INTERNET: Investors Burn Out On Baidu Mobile Story
Bottom line: Shares of China’s “Big 3” Internet firms of Baidu, Tencent and Alibaba will come under pressure in the next few months as investors tire of their heavy spending on mobile and resulting profit erosion.
Internet search leader Baidu (Nasdaq: BIDU) has just become the second of China’s “Big 3” Internet firms to report its latest quarterly results, and investors were clearly unimpressed with its heavy spending on mobile Internet initiatives. Frankly speaking, I’m also a bit tired of hearing Baidu founder Robin Li talk about the importance of mobile at every opportunity he gets. But that said, the strategy certainly looks like a good investment for the future, even if the message has begun to get a bit redundant and has ceased to generate much excitement.
More broadly speaking, the bigger message for the “Big 3” of Alibaba (NYSE: BABA), Baidu and Tencent (HKEx: 700) seems to be that investors are looking for any reason to sell shares of these overinflated companies, and earnings announcements lacking any major excitement seem like a good excuse to do just that. Baidu’s shares sagged by 10 percent in after-hours trade after it announced its latest results, and will be down around 20 percent from a December peak if the drop holds in regular trading.
Shares of Alibaba look even worse, though it’s important to note the stock was already overinflated when the company became embroiled in a tiff with the business regulator a couple of weeks ago over piracy on its Taobao site. Alibaba’s shares are now down nearly 30 percent from a peak in early November, and have lost 17 percent in the last 3 weeks since its spat with the regulator began and it also announced quarterly results that were mostly business-as-usual.
All that seems to show that business-as-usual isn’t what investors are looking for these days, even though that’s mostly what they got with Baidu’s latest results. The big trend for Baidu has been a huge gap between revenue growth and much slower profit growth, thanks to a surge in spending as the company invests heavily on the mobile Internet. That trend continued in the fourth quarter, with revenue and profits up 48 percent and 16 percent, respectively. (company announcement)

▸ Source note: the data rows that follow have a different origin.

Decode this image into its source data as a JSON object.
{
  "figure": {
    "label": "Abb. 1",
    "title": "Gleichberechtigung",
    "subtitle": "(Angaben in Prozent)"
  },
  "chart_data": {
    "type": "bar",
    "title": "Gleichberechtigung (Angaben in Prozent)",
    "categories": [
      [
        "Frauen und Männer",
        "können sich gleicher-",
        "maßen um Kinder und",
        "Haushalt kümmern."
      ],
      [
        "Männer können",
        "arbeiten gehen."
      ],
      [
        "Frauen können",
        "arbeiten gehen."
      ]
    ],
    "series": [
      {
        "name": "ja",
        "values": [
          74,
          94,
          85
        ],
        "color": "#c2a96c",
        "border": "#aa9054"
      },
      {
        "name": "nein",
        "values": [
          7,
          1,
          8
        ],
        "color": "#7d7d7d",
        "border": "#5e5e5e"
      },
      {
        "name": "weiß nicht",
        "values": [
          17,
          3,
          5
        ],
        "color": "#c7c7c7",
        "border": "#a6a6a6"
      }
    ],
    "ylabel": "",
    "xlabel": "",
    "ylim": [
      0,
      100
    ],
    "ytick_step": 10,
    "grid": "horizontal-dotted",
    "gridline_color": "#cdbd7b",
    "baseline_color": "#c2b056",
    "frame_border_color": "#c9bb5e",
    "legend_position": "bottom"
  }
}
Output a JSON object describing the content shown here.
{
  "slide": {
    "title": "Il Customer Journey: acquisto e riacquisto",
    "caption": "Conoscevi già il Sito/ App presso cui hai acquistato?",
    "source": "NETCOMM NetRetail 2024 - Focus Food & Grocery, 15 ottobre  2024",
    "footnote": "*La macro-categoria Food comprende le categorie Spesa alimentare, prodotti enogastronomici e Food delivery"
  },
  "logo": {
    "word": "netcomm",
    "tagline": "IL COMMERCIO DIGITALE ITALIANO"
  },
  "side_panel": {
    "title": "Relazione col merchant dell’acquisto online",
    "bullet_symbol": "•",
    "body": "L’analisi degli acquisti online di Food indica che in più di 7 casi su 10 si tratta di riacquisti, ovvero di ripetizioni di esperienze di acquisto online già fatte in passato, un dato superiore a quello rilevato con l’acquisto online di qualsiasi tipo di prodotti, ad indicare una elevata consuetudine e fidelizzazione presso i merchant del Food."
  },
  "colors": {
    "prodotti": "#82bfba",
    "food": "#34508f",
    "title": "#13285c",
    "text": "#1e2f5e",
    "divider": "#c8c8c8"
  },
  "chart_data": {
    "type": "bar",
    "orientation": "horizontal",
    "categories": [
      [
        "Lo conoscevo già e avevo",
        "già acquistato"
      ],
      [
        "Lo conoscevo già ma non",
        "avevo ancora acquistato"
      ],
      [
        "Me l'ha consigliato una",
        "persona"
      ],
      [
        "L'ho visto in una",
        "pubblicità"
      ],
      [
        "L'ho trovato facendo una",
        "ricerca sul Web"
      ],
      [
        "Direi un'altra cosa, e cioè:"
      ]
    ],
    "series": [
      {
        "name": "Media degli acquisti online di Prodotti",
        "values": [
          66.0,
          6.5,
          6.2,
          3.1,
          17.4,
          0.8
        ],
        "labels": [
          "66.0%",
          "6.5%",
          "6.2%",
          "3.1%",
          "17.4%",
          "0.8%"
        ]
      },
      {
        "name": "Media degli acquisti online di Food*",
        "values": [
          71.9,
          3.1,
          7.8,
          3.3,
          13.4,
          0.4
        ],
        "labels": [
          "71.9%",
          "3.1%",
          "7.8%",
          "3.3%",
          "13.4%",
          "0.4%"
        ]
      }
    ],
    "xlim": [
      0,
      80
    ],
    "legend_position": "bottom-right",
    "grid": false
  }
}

The company’s costs also continued to soar during the quarter, rising 63 percent from a year earlier. At the same time, Baidu provided slightly worrisome guidance for the current quarter, saying revenue would grow by about 35 percent for the period. That looks slightly troublesome, since the company had been posting revenue growth of more than 50 percent over the last year. But we’ll have to wait and see if the slowdown is a one-time thing or if it persists into the coming quarters.
There’s really not too much more to say about these results, since they really do mostly show a continuation of recent company trends. But the fact that both Baidu and Alibaba shares have both sagged on similar reports shows that investors are tiring of the same old stories and want something new to excite them and justify the premium they usually pay for these Internet titans. In the absence of such a new story, the shares could continue to come under pressure for the next few months.
The trend certainly doesn’t bode too well for Tencent, which will report its results on March 18 after the Lunar New Year holiday period that begins next week. (earnings calendar) Of the 3 BAT companies, Tencent is the only one whose shares have actually performed well in the last couple of months, and are up 26 percent from a trough in mid December. If Baidu and Alibaba are any indicator, the company’s shares could also come under pressure when it releases its latest earnings report, setting the stage for a broader pullback in the stocks of all 3 BAT companies.